Foi noticiado no sábado, na segunda-feira a secretária de Estado faz uma declaração à Lusa a dizer que estava tudo regular.
E na terça-feira o ministro convida-a a demitir-se. E porque é que aconteceu? Porque, em primeiro lugar, o Governo pediu esclarecimentos à TAP, assim que recebeu a resposta, foram retiradas as responsabilidades políticas decorrentes.
Vamos esquecer a indemnização e a própria rescisão. Não há necessidade de Fernando Medina explicar como é que conhece aquela pessoa? O Partido Socialista está a pedir também estas explicações.
Não sei como avaliar esta situação, esquecendo a indemnização. A indemnização é que gerou uma certa revolta na sociedade, que conduziu a todo este processo. Sabemos que Fernando Medina não tinha conhecimento dessa indemnização, que a ex-secretária de Estado do Tesouro tinha um currículo muito expressivo e foi considerada um elemento válido para integrar o Governo.
E não há lições a tirar sobre toda esta crise e esta sucessão de crises no Governo por falta de coordenação?
Estes casos não resultam de falta de coordenação política.
Então derivam de quê? De haver uma falta de escrutínio de quem vai para o Governo?
Não necessariamente de uma falta de escrutínio. Podemos aqui debater, em tese, se no futuro as democracias não devem proteger-se pensando em mecanismos de vetting ou mecanismos reforçados. Acho que é uma reflexão que manifestamente temos de fazer. Não para agora, não para o imediato, mas acho que sim. Acho que temos vantagem.
Esses mecanismos de transparência que existem noutros países e com uma configuração diferente podem ser considerados para o nosso país. Tudo aquilo que reforçar e transparência, o sentimento de confiança dos portugueses nos seus governantes pode ou deve ser encarado como um elemento positivo.
É um risco António Costa ter escolhido para ministro João Galamba, uma vez que o novo ministro está desde 2020 a ser investigado pelo Ministério Público por causa do hidrogénio verde?
O princípio fundamental que preside a esta remodelação é o princípio da estabilidade das políticas. Não considero minimamente que João Galamba não tenha condições para integrar o Governo. Será um excelente ministro das Infra-Estruturas, como foi um excelente secretário de Estado da Energia.
E se for acusado?
Cada caso é um caso.
Miguel Alves foi acusado e saiu imediatamente.

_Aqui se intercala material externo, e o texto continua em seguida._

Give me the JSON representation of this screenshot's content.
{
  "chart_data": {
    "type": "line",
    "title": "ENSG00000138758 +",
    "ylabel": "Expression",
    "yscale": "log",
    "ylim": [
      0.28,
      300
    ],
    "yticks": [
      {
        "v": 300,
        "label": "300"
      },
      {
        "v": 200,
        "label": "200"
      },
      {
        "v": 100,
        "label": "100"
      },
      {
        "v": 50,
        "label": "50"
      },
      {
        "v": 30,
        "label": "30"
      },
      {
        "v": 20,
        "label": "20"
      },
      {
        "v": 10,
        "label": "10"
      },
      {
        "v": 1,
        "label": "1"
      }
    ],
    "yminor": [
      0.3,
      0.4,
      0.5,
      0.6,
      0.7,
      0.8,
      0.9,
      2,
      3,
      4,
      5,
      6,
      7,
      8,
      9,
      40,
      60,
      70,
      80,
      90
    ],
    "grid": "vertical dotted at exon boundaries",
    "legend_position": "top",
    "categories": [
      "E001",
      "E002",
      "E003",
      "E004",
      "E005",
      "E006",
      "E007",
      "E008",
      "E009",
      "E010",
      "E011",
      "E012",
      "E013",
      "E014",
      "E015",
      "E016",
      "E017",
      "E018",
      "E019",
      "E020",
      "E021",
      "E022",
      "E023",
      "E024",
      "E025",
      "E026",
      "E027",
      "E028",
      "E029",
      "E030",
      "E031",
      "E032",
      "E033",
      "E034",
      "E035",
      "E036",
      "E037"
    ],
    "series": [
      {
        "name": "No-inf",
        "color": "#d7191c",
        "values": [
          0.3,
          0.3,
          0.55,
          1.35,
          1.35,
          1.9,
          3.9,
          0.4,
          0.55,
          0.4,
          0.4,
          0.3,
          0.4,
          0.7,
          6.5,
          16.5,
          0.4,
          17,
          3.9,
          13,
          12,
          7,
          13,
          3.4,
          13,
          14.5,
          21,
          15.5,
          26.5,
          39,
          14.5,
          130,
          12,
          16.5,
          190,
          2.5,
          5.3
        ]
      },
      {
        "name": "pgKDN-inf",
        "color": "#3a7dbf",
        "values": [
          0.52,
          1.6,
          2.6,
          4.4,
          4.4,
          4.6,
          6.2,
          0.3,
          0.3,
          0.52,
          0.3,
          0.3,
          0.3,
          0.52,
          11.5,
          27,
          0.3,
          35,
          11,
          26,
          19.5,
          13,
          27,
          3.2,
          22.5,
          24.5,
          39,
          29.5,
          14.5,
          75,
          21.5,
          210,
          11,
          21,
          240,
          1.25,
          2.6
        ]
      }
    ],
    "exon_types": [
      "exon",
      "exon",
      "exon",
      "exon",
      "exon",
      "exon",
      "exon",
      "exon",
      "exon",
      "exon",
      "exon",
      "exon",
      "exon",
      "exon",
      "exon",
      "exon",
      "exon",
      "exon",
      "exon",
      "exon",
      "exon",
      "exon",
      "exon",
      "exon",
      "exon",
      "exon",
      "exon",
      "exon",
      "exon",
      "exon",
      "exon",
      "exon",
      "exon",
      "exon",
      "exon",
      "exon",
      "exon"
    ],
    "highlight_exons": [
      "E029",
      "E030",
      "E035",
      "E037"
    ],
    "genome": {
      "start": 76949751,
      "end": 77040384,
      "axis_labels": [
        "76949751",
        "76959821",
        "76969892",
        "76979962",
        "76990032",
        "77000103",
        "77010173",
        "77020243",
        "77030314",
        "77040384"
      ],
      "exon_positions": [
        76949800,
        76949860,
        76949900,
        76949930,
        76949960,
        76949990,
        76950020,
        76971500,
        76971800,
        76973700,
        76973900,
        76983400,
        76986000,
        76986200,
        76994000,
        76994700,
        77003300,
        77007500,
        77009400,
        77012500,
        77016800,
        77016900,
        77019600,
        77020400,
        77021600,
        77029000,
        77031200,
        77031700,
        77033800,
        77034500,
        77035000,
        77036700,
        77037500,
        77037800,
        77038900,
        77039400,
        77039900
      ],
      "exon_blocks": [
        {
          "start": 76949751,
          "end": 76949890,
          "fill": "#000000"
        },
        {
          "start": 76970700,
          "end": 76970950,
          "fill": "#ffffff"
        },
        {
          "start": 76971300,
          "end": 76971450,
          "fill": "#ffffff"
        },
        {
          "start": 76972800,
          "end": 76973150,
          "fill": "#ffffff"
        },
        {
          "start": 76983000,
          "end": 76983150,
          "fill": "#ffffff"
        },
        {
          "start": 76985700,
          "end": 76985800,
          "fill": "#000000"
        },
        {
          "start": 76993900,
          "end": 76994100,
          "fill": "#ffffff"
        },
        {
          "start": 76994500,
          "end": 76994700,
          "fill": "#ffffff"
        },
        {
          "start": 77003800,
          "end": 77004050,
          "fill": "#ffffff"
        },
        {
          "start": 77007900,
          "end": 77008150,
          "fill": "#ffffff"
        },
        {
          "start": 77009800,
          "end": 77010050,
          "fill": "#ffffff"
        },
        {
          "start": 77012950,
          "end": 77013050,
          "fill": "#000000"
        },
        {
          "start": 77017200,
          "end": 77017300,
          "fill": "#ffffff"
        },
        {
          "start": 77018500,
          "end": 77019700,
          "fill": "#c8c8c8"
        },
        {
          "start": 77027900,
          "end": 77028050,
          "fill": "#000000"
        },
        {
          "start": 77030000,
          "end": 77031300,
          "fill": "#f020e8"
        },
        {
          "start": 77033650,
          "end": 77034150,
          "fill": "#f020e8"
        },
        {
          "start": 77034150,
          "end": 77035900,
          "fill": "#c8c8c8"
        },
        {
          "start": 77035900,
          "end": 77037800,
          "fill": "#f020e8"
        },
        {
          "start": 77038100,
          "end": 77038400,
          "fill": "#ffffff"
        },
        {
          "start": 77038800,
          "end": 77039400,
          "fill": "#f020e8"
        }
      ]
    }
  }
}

Não devemos criar especulações sobre essa matéria.
O PS não entende que haja aqui uma perseguição judicial a elementos do Partido Socialista, fora e dentro do Governo?
Não, o PS não radica a sua acção política com base em teses de cabalas.
A moção de censura debatida nesta quinta-feira vai servir para arrumar a casa após as mexidas no Governo?
Esta moção de censura é irresponsável e inconsequente. Os portugueses desejam estabilidade política, votaram pela estabilidade política. É uma moção de censura inconsequente porque é apresentada por um partido que está a atravessar um processo de clarificação interna.
É, aliás, um partido que é muitas vezes mais um golpe de marketing do que uma formação político-partidária. O próprio maior partido da oposição não acompanha essa moção de censura. É apenas e só sintoma de disputa do espaço político da oposição à direita no Parlamento e no país.